ANKARA (askanews) - Il presidente turco Recep Tayyip Erdogan ha annunciato che indirà elezioni anticipate dopo il fallimento dei negoziati per la formazione di un nuovo governo di coalizione a seguito del voto di giugno e ha aggiunto che si attende un ritorno alle urne il 1 novembre. «Porteremo il nostro Paese a elezioni» ha detto Erdogan ai giornalisti annunciando che lunedì incontrerà in proposito il presidente della Camera. «A Dio piacendo, ci saranno nuove elezioni il 1 novembre» ha detto.

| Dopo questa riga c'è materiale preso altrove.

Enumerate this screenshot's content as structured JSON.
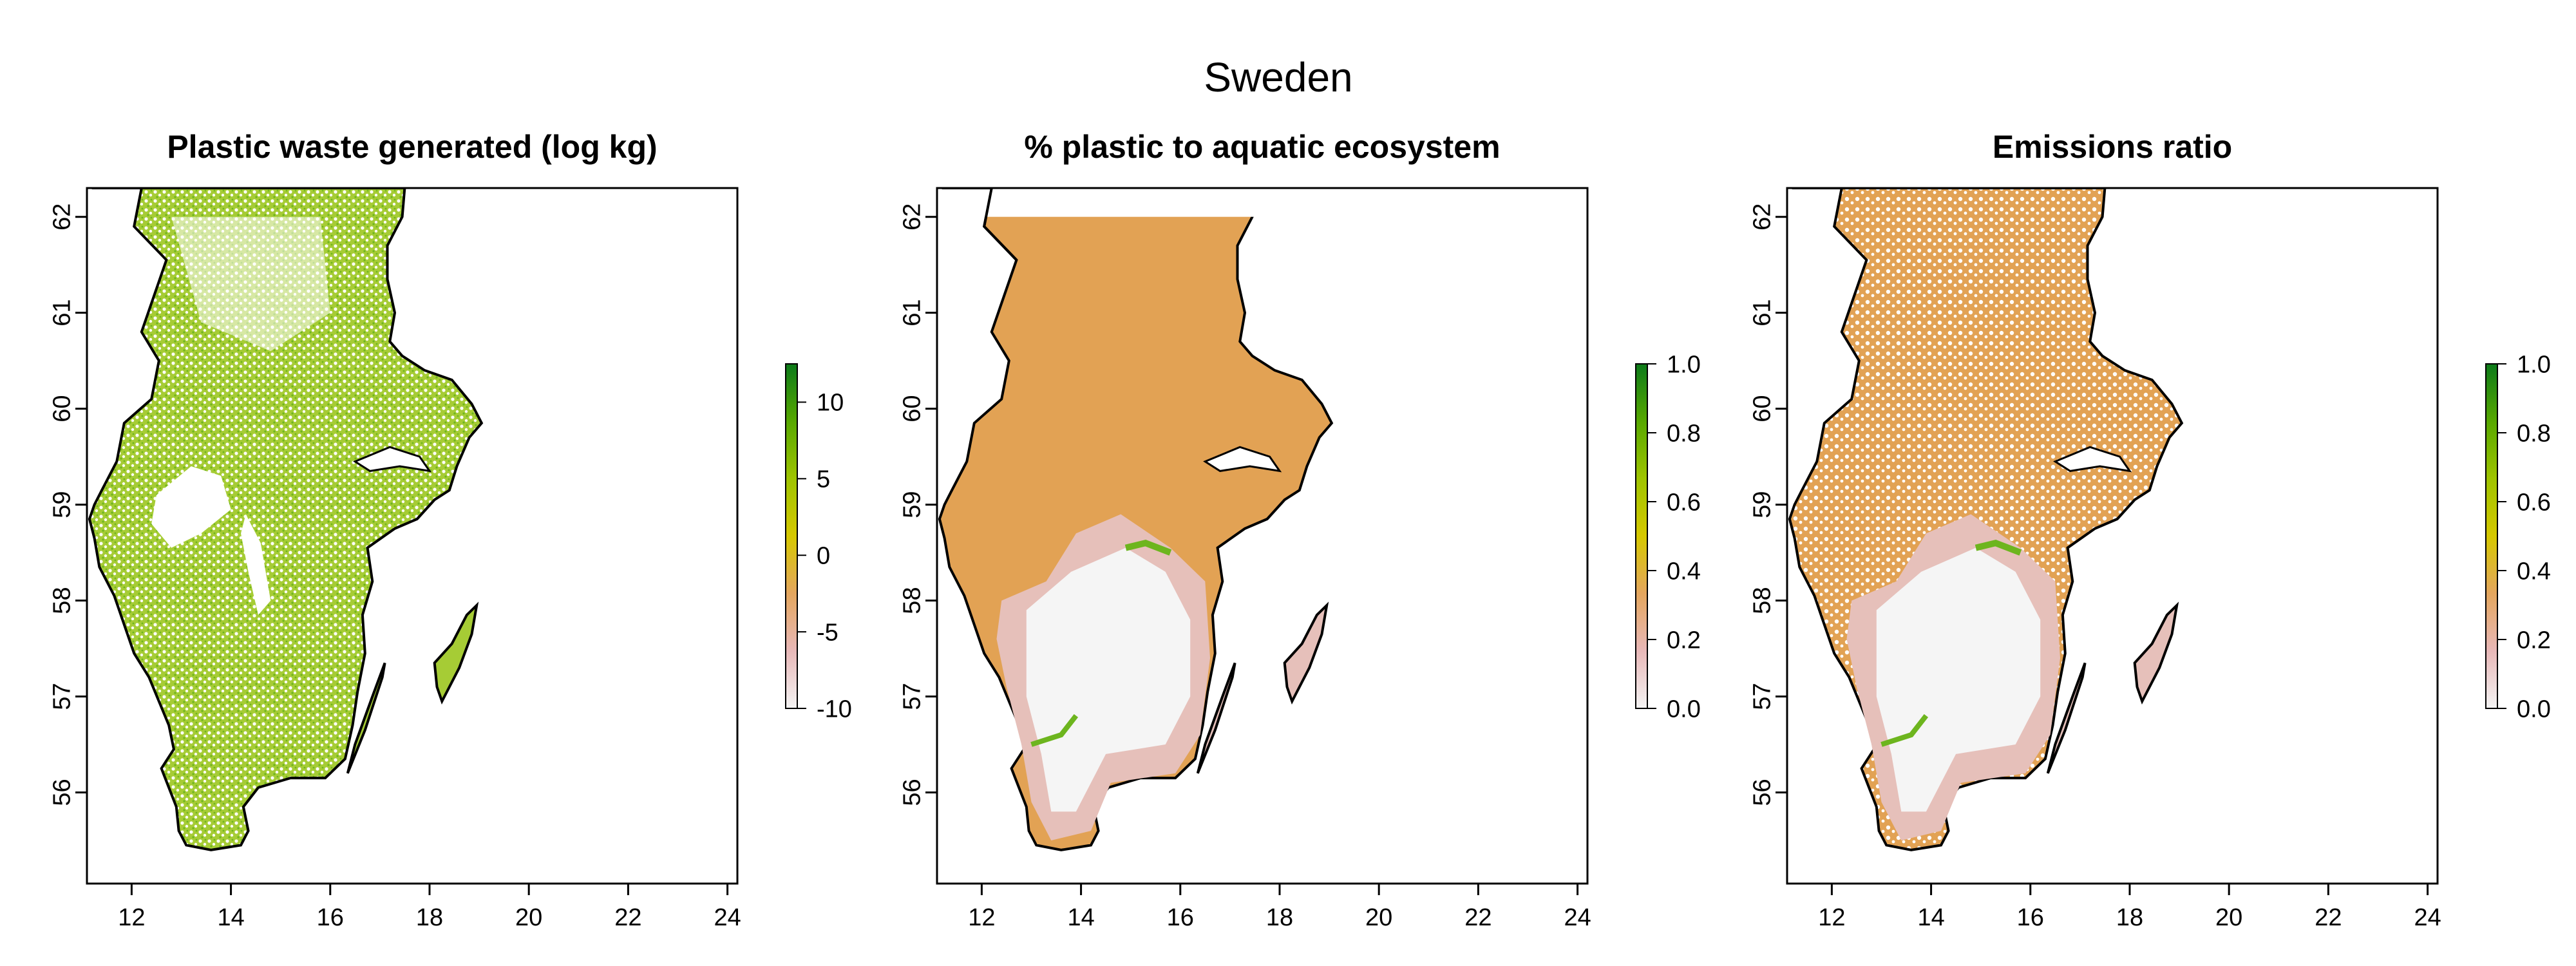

Erdogan ha indetto elezioni anticipate
Le parole di Erodgan indicano che intende usare la sua prerogativa presidenziale di indire le elezioni, invece di utilizzare la via alternativa di concordare un ritorno alle urne con una mozione parlamentare. «Il presidente può indire elezioni anticipate in base alla Costituzione? Sì, può farlo» ha detto Erdogan. La scadenza per un'intesa sulla formazione di un nuovo governo di coalizione è domenica e il Partito per la giustizia e lo sviluppo (Akp), che dal 2002 fino al 7 giugno scorso ha governato da solo, non è riuscito a trovare un accordo.

La strategia di Erdogan
Gli oppositori accusano Erdogan di aver voluto fin dall'inizio un ritorno alle urne con la speranza di un miglior risultato per il suo partito, che resta comunque il primo in Parlamento. In base alla Costituzione turca sarà un «governo elettorale» formato da quattro partiti rappresentati in parlamento a governare la Turchia fino al voto. Ankara ha da poco avviato un'offensiva «antiterrorismo», che prende i di mira i jihadisti, ma anche i ribelli curdi del Pkk, e in molti accusano Erdogan di volersi avvantaggiare politicamente del conflitto. Resta da vedere se l'Akp riuscirà a far meglio del 41% di giugno nelle nuove elezioni e i commentatori definiscono la strategia di Erodgan una grossa scommessa.